Lodi 2012, la fuga dei negozi

Affitti da “guerre stellari”. Elevati, spesso eccessivi, perché con i tempi che corrono 30 o 40mila euro all’anno rischiano di mettere la parola fine a un’attività. Ecco qual è il problema del commercio all’ombra del duomo. O meglio, uno dei problemi, forse quello più rilevante. La conferma arriva da un professionista del settore , Giuseppe Paina dell’agenzia Franciacorta94: «A Lodi ci sono pochi proprietari di immobili e canoni d’affitto per negozi e spazi commerciali molto alti - afferma -. Questo naturalmente penalizza qualsiasi insediamento e penalizza il subentro di altri esercenti. Se in passato quando si liberava un negozio c’era la fila per occuparlo, adesso non è più così».

Tutto ruota attorno a tre vie: corso Roma, corso Vittorio Emanuele e corso Umberto, ma solo per un breve tratto. Strade di commercio, sì, ma con canoni molto diversi. Se un negozietto di 30-40 metri quadrati in corso Vittorio Emanuele richiede una spesa di 12mila euro all’anno, in corso Roma si arriva a 25mila. Un problema che riguarda anche i titolari di attività all’interno dei centri commerciali, dove le cifre superano di gran lunga i 40mila euro all’anno e dove i negozianti spesso meditano la fuga.

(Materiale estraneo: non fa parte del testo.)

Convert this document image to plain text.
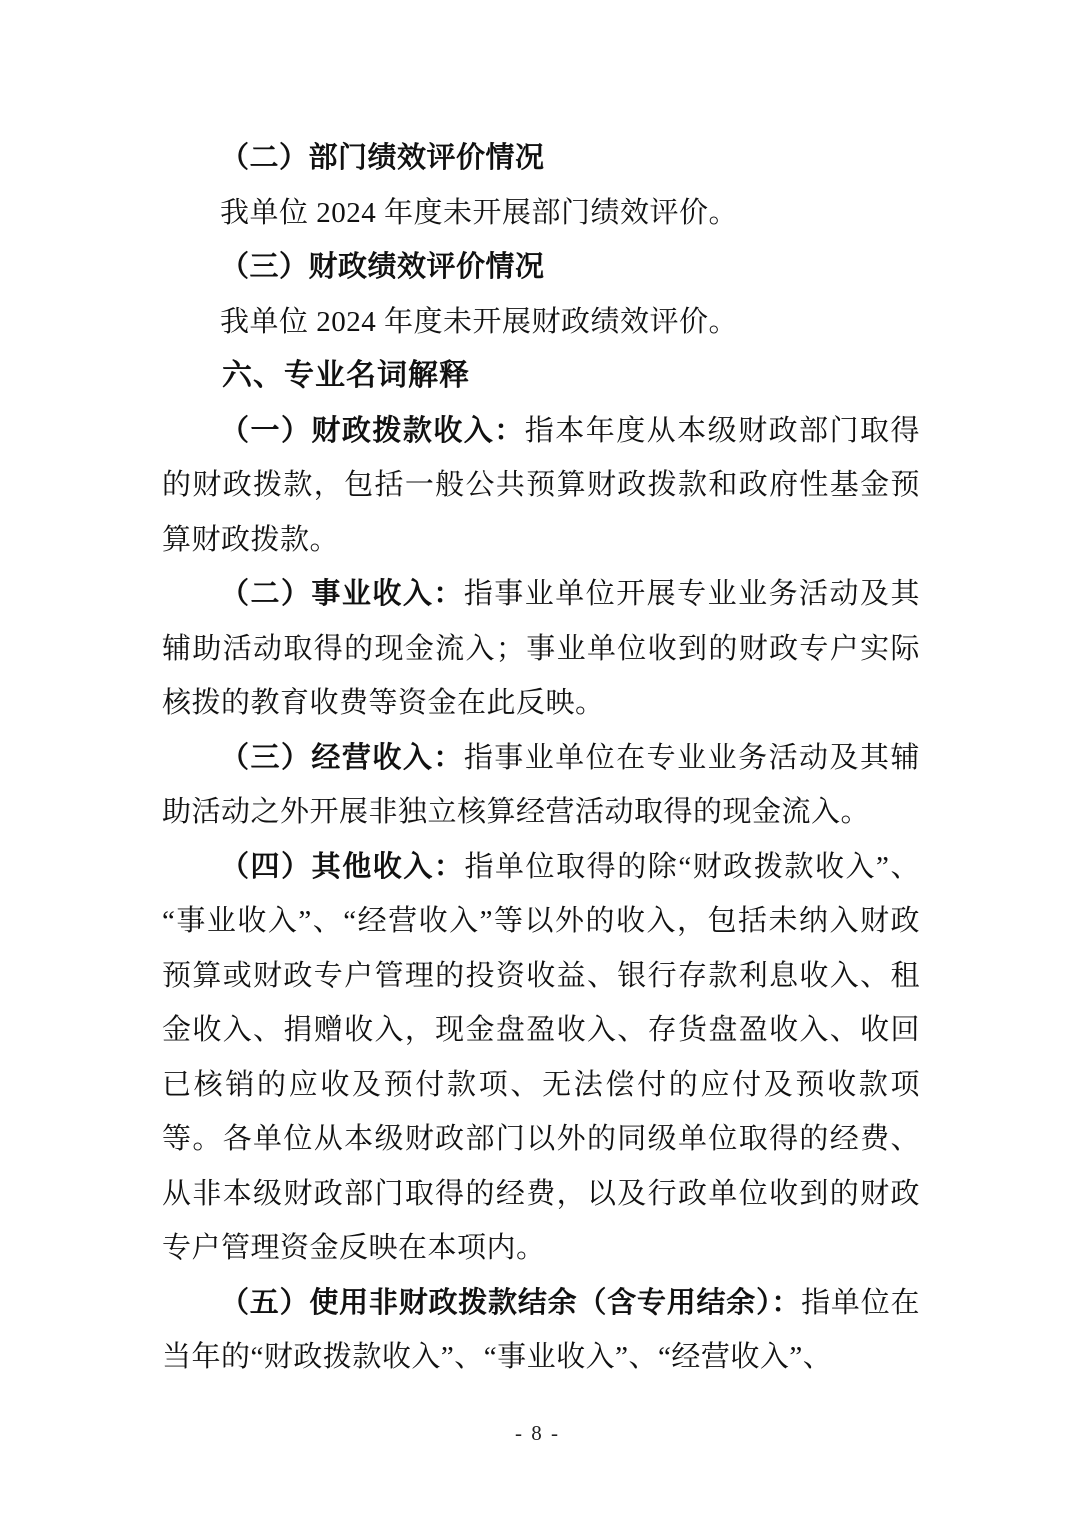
（二）部门绩效评价情况

我单位 2024 年度未开展部门绩效评价。

（三）财政绩效评价情况

我单位 2024 年度未开展财政绩效评价。

六、专业名词解释

（一）财政拨款收入：指本年度从本级财政部门取得的财政拨款，包括一般公共预算财政拨款和政府性基金预算财政拨款。

（二）事业收入：指事业单位开展专业业务活动及其辅助活动取得的现金流入；事业单位收到的财政专户实际核拨的教育收费等资金在此反映。

（三）经营收入：指事业单位在专业业务活动及其辅助活动之外开展非独立核算经营活动取得的现金流入。

（四）其他收入：指单位取得的除“财政拨款收入”、“事业收入”、“经营收入”等以外的收入，包括未纳入财政预算或财政专户管理的投资收益、银行存款利息收入、租金收入、捐赠收入，现金盘盈收入、存货盘盈收入、收回已核销的应收及预付款项、无法偿付的应付及预收款项等。各单位从本级财政部门以外的同级单位取得的经费、从非本级财政部门取得的经费，以及行政单位收到的财政专户管理资金反映在本项内。

（五）使用非财政拨款结余（含专用结余）：指单位在当年的“财政拨款收入”、“事业收入”、“经营收入”、

- 8 -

Tra coloro che arrivano e coloro che se ne vanno, bisogna considerare un altro aspetto che con l’affitto non ha nulla a che fare: nel momento in cui un commerciante decide di fare le valigie per lasciare i locali a un collega, preferisce “vendere cara la pelle”. Così, subentrare e accaparrarsi una licenza può essere un’operazione estremamente costosa.

Sephora e Mango, due marchi famosissimi, faranno presto la loro comparsa in corso Roma, ma c’è chi si chiede se non sia troppo tardi per risollevare la sorte degli affari. Allo stesso tempo c’è chi si domanda come mai gli altri angoli del centro, da via Ottone Morena a via Cavour o via Solferino, sembrino passare sempre in secondo piano.

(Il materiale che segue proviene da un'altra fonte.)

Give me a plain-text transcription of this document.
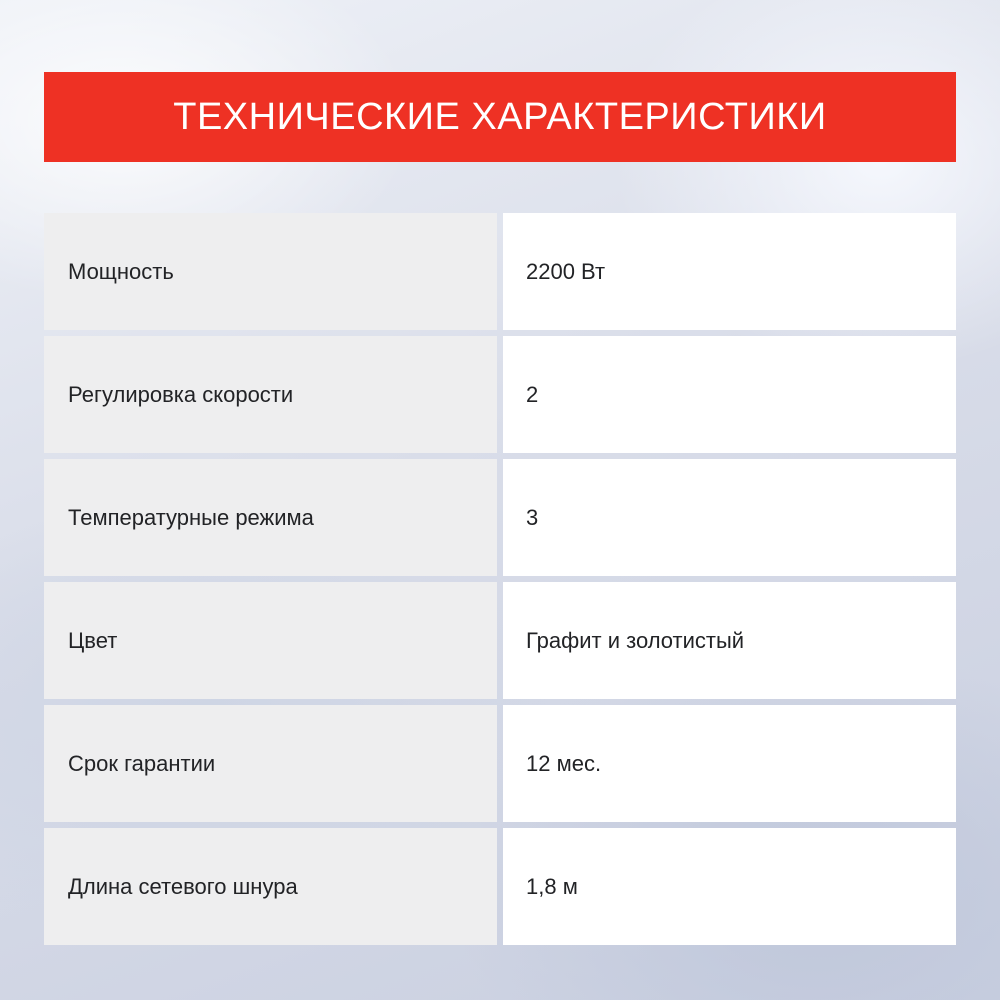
ТЕХНИЧЕСКИЕ ХАРАКТЕРИСТИКИ
Мощность	2200 Вт
Регулировка скорости	2
Температурные режима	3
Цвет	Графит и золотистый
Срок гарантии	12 мес.
Длина сетевого шнура	1,8 м
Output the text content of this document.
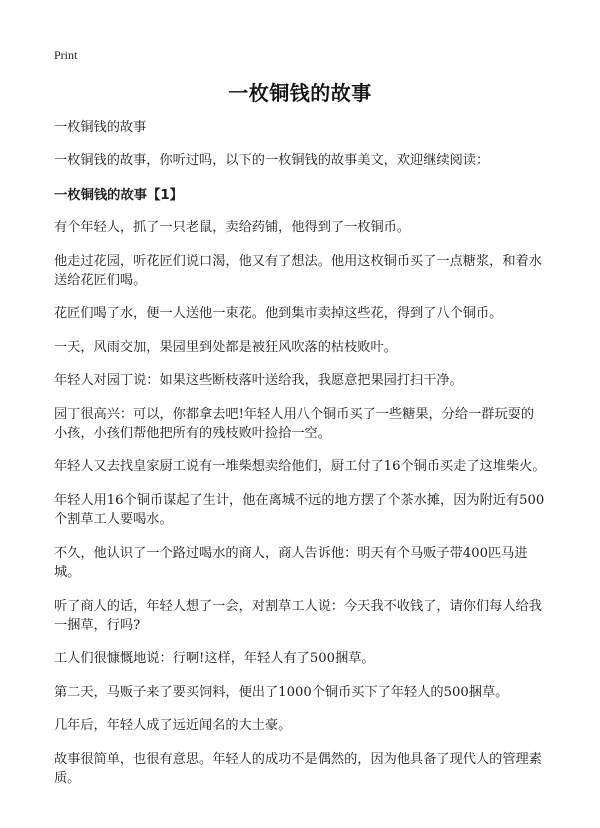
Print
一枚铜钱的故事

一枚铜钱的故事

一枚铜钱的故事，你听过吗，以下的一枚铜钱的故事美文，欢迎继续阅读：

一枚铜钱的故事【1】

有个年轻人，抓了一只老鼠，卖给药铺，他得到了一枚铜币。

他走过花园，听花匠们说口渴，他又有了想法。他用这枚铜币买了一点糖浆，和着水送给花匠们喝。

花匠们喝了水，便一人送他一束花。他到集市卖掉这些花，得到了八个铜币。

一天，风雨交加，果园里到处都是被狂风吹落的枯枝败叶。

年轻人对园丁说：如果这些断枝落叶送给我，我愿意把果园打扫干净。

园丁很高兴：可以，你都拿去吧!年轻人用八个铜币买了一些糖果，分给一群玩耍的小孩，小孩们帮他把所有的残枝败叶捡拾一空。

年轻人又去找皇家厨工说有一堆柴想卖给他们，厨工付了16个铜币买走了这堆柴火。

年轻人用16个铜币谋起了生计，他在离城不远的地方摆了个茶水摊，因为附近有500个割草工人要喝水。

不久，他认识了一个路过喝水的商人，商人告诉他：明天有个马贩子带400匹马进城。

听了商人的话，年轻人想了一会，对割草工人说：今天我不收钱了，请你们每人给我一捆草，行吗?

工人们很慷慨地说：行啊!这样，年轻人有了500捆草。

第二天，马贩子来了要买饲料，便出了1000个铜币买下了年轻人的500捆草。

几年后，年轻人成了远近闻名的大土豪。

故事很简单，也很有意思。年轻人的成功不是偶然的，因为他具备了现代人的管理素质。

Meglio non parlare delle transazioni industriali, perché in questo caso il mercato non è mai esistito: «Con i capannoni e le grandi strutture si è sempre fatto poco - dice Paina -, l’unica eccezione è il polo di San Grato (dove molti capannoni aspettano da anni un acquirente, ndr) che rappresenta una fotografia di tutto il territorio». Eppure, archiviare la faccenda come una conseguenza della crisi o come una questione di prezzi eccessivi applicati dai proprietari sarebbe sbagliato. Se ne rende conto lo stesso Paina, il quale sottolinea i retaggi del passato e il fatto che con il tempo il capoluogo abbia perso il suo fascino, commerciale e non. Sul piatto, da sempre, tantissimi interrogativi e dubbi mai risolti, capaci di suscitare aspre polemiche e confronti più o meno azzeccati con la vicina Crema: non bastano i parcheggi? O sono forse gli eventi culturali? La colpa è delle istituzioni o quello di chi gestisce locali? È la storia di Lodi o forse la mentalità dei suoi abitanti?

Il rischio per la città del Barbarossa? Secondo alcuni lodigiani, più passa il tempo e più potrebbe trasformarsi in una piazza “decadente”: poca gente, pochi locali, poca “verve”. «Quello che Lodi ha perso per strada - commenta Paina -, non può più recuperarlo. Credo debba decidere che tipo di città vuole essere».

Affitti alle stelle. Elevati, spesso eccessivi, perché con i tempi che corrono 40mila euro all’anno rischiano di mettere la parola fine a un’attività. È solo uno dei problemi del commercio in centro a Lodi. Lo confermano gli operatori del settore: «A Lodi ci sono pochi proprietari e canoni molto alti».